Tech agnostic, standards necessary

Eagan credited the agnostic nature of BlackBerry’s systems as one reason for its wide adoption, but he emphasized the need for standards in the space. “We don't care if it's a Google Cloud or Microsoft Cloud or an Amazon Cloud that we're talking to, there's industry protocols that we use to get the information out of the car through secure networking,” Eagan said. “Most of our technologies are standards based so that we're technology agnostic.”

“I think security standards are something that need to be focused on in order to make sure that security in the connected automobile is not a best effort, but something that we can really trust,” Eagan stressed. “Having external certification that verifies that point is very, very important.
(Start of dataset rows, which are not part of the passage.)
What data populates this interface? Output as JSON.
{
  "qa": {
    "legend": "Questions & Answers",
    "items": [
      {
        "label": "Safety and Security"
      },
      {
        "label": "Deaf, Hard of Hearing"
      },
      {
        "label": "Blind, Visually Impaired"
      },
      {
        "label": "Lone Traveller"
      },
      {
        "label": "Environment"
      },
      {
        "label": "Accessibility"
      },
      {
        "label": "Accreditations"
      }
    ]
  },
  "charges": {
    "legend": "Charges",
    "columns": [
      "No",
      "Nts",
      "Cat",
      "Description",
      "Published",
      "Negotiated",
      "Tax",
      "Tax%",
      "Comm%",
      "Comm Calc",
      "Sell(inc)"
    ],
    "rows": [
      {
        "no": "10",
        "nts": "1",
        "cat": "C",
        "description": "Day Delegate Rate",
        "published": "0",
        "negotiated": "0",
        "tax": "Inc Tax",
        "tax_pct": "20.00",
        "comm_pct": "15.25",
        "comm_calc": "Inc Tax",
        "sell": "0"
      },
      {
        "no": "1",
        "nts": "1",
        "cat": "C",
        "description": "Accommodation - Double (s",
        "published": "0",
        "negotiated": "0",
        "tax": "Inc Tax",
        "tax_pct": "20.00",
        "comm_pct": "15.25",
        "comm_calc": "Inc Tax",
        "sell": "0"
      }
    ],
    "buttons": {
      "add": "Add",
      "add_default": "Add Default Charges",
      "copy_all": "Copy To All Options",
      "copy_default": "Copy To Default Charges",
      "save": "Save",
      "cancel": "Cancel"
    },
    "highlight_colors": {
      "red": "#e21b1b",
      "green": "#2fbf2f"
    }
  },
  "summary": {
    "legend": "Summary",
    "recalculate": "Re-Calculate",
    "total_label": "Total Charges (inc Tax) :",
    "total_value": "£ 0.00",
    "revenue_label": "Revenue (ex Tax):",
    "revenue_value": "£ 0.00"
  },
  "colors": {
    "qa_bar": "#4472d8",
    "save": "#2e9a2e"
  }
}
We need to be very clear what data that we're moving and why. We should be moving personal identifiable information as infrequently as possible. It’s harder to hack if you're not sending it.”

It’s not just personal information or private data that needs to be encompassed, Eagan explained, but also the vehicle’s operation data. “You need to be very careful of your sensor data. If you could cause the temperature sensor to read three degrees warmer by applying a voltage somewhere, that could have negative impacts on the operation of the automobile. There's huge stakes in this game.”

5G "game changer"

Infrastructure will play a large role in the timing and capabilities of future connected vehicles, and Eagan noted that 5G networks that have begun rolling out will be a watershed. “I think 5G is a bit more of a game changer, much more than just faster 4G. It's a thousand times faster. It gives us the ability to do things like augmented reality based on edge-computing architectures. We'll provide secure communications and hopefully detect anomalies so that the expected behavior is the one people enjoy.”

“We learned this from the mobile phone going from just phone calls to being pocket computers and the explosion of applications,” Eagan said. “As cars become connected – and more time on our hands because there's more autonomous coming – I see no reason that we won't see a very similar explosion of services in the automobile. We're not building the whole stack, but we've got a number of technologies that could help make that more secure.”